In my experience, an incident has a negative connotation. Something bad or tragically, that fortunately has no pattern (yet), but that is being trivialized by speaking of an incident; the world has just gone, but you can go to bed safe and sound, it is just an incident, this will not happen again. Only when the world has gone seven times in a row, the pundits will say in the media: "We can no longer call this an incident, we should take immediate measures to break this pattern for good".

But we also had incidents at Copernica and it had become a catch-all term for everything users sent to our support address. Of course for reporting a bug. But also for normal user questions, suggestions for new features and compliments. A misuse to the word "incident" IMHO.

Tickets

Recently, Copernica rigorously changed the operation of the support tool. Copernica CTO Emiel already has extensively elaborated these changes on this blog. The migration to this new system seemed to me an excellent opportunity to no longer misuse the word incident for anything that arrives our support tool.

What should we then use instead of incidents? Not a very difficult question, if you ask me. For this type of communication one particular word has the most widespread application: ticket, or support ticket. A new message that arrives our support tool, is assigned to a ticket number and contains all the back-and-forth communication following the initial message. So, as of now, we use tickets.

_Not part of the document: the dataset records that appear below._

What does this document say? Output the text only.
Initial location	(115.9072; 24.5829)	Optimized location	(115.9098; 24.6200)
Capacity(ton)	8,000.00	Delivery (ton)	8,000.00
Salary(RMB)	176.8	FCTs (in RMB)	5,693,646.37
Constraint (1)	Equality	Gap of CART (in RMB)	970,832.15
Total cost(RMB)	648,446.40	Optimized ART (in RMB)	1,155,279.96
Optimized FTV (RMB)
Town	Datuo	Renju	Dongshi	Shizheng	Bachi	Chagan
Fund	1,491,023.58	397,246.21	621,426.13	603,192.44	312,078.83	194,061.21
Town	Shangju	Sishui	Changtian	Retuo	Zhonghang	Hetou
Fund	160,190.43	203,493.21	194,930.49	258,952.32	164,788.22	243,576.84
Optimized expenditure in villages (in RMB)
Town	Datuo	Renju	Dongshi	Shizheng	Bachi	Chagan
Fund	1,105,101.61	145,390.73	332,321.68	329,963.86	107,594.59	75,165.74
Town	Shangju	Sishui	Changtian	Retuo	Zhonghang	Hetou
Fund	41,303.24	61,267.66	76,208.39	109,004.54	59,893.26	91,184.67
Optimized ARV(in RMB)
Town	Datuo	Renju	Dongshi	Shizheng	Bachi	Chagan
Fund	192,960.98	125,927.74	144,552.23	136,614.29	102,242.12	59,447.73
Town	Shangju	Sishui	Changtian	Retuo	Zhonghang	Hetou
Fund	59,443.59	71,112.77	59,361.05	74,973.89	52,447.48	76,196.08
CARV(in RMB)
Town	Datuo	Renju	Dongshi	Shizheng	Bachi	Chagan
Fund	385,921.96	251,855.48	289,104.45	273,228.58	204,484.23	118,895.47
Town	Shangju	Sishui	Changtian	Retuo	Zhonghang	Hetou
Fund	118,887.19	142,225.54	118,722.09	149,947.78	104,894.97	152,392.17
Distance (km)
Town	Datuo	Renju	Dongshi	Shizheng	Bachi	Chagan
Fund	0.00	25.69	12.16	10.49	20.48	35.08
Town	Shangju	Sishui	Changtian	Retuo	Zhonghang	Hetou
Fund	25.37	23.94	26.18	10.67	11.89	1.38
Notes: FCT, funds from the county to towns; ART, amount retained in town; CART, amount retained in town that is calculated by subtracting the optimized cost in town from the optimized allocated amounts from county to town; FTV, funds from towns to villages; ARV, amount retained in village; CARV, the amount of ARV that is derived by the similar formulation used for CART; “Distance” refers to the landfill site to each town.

If you call our support department, you will probably still be asked to ‘send an incident to our support address’ for a while (in Dutch: een incidentje inschieten). After all these years (and almost 25.000 incidents since we started counting) it will of course take some time before we're all used to this new term at Copernica.

By the way. When the world will cease to exist, unfortunately we do not know. Incidents are damn hard to predict.